Na segunda trajetória, o operador argumentativo AÍ passa a fazer parte do sintagma nominal. AÍ dêitico espacial tem o sentido de “nesse lugar” e aponta para algo próximo ao ouvinte (cf. (01)). O primeiro fenômeno ocorrido nessa trajetória de gramaticalização de AÍ, de acordo com Martelotta (op. cit.), é a perda da indicação de proximidade em relação ao ouvinte, passando o AÍ a indicar espaço de maneira mais genérica, mais abstrata. A amostra (07) ilustra bem esse fenômeno, já que, tanto na fala do entrevistador quanto na do informante, AÍ se refere não apenas a um local próximo ao ouvinte, mas ao bairro onde o informante reside e onde informante e entrevistador estão, assumindo o sentido de “pelas redondezas”.

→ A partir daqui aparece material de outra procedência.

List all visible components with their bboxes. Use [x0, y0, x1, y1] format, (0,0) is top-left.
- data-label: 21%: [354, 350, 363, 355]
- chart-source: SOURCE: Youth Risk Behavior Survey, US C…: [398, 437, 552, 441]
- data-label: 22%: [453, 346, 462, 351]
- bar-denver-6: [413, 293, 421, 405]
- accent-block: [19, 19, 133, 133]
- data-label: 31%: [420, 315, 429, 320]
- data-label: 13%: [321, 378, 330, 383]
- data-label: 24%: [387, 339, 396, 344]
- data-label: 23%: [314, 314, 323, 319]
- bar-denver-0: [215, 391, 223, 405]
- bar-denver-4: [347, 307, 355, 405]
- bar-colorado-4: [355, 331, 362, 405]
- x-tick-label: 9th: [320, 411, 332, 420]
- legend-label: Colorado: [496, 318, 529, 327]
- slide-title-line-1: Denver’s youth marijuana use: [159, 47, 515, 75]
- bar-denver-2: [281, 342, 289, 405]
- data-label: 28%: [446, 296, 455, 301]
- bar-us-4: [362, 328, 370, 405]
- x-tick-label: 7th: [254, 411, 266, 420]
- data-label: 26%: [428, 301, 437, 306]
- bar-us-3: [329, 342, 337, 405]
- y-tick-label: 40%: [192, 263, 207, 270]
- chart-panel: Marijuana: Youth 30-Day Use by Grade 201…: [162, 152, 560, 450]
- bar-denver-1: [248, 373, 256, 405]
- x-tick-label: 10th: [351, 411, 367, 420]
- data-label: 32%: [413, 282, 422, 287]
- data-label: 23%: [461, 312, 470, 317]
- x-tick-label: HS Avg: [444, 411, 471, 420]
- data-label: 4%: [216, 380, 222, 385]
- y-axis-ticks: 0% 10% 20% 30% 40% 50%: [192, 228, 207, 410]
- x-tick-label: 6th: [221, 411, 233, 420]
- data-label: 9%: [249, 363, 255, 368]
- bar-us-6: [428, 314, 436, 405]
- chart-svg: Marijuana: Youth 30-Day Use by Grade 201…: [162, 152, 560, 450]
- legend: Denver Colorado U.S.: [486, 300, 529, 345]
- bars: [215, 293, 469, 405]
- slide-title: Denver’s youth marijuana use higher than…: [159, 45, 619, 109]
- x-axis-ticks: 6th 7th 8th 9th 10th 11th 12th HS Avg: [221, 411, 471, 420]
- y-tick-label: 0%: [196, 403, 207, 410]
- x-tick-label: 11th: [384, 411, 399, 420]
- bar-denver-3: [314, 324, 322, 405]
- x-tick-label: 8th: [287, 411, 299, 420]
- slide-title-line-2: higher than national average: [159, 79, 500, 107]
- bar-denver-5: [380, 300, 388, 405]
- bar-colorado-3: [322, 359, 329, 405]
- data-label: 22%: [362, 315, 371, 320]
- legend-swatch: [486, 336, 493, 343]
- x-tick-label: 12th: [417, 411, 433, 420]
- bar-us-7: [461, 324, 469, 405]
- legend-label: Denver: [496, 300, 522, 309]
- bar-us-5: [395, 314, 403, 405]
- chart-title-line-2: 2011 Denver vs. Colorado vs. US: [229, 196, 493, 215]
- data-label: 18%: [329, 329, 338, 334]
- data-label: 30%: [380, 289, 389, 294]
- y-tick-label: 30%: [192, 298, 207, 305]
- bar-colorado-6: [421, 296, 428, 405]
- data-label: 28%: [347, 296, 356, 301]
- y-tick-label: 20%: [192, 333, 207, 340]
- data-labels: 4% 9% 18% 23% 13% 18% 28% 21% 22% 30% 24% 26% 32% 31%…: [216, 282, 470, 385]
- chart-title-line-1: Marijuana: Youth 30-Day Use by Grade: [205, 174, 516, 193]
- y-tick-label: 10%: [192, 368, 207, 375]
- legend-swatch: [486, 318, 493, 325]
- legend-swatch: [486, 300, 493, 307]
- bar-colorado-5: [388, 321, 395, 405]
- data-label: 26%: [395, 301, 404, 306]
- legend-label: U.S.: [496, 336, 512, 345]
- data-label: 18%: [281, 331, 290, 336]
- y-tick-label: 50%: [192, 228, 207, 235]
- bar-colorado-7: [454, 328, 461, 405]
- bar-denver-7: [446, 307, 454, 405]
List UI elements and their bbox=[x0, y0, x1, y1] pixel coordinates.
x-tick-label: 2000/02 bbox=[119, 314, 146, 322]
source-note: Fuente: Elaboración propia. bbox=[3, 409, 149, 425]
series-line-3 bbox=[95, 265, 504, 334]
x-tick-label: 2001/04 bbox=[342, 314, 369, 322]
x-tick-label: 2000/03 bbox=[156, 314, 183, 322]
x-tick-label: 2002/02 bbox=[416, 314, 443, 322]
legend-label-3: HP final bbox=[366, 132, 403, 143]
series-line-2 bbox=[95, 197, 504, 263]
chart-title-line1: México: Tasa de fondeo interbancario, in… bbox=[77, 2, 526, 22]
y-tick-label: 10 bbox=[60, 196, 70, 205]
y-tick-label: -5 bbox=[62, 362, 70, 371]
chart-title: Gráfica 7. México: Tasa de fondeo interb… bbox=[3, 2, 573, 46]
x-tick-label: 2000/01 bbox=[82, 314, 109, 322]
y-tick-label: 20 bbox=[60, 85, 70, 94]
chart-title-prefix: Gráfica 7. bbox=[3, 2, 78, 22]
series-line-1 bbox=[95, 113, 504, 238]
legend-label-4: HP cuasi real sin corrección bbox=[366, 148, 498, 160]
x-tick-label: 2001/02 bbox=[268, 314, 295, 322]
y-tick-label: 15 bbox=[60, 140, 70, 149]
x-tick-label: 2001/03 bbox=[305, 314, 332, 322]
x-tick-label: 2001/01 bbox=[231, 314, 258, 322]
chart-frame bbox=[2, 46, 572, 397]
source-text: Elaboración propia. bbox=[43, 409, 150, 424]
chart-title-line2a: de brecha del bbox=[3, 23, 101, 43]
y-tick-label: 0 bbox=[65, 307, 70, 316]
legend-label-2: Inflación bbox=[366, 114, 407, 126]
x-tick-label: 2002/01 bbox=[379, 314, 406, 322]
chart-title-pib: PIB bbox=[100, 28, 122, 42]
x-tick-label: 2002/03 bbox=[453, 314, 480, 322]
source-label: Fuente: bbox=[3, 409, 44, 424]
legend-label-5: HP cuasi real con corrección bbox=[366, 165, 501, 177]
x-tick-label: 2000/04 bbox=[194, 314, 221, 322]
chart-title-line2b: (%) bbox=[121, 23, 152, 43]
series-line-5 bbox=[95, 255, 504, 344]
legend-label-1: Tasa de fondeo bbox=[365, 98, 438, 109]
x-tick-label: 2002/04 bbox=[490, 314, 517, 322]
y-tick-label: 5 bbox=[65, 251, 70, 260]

(07) I: ... então, sei lá, estou acostumado, sabe? Como o ambiente, conhecimento, tudo aqui.

I: Eu nasci aqui, não é? Vi essas casas todas nascerem, essas ruas nascerem, pracinha, igreja. E a maioria que tem AÍ eu conheço tudo mocinha, está casado. Então, elas passam AÍ na praça: sabe quem é essa? É filha de fulano, é neta do beltrano, e tal. Porque o Grajaú é um bairro que o pessoal nem liga muito, sabe? O pessoal vem pra cá... agora, tem muita gente nova, muito edifício de apartamento, e tal... (MARTELOTTA, 1994, p. 115).

Em seguida, AÍ deixa de assumir o seu valor dêitico prototípico, atingindo um ponto mais alto de abstração com relação à noção de espaço a que se refere. Nesse ponto, conforme Martelotta (op. cit.), a medida espacial expressa por AÍ é a própria realidade dos fatos que se apresentam ante os interlocutores (08). A partir desse ponto, AÍ passa a atuar como elemento modificador de substantivos, segundo a classificação adotada pelo autor, integrando o sintagma nominal e deixando de apresentar, na codificação dessa função, sua mobilidade de advérbio espacial.

(08) I: ... tem até uma piada americana AÍ, que diz que o garoto falou: "Poxa o meu pai é bacana, não sei o que, papai me deu uma bicicleta". "Quem é teu pai?". "O fulano de tal". "Ah, foi meu pai no ano passado e tal" (MARTELOTTA, 1994, p. 116).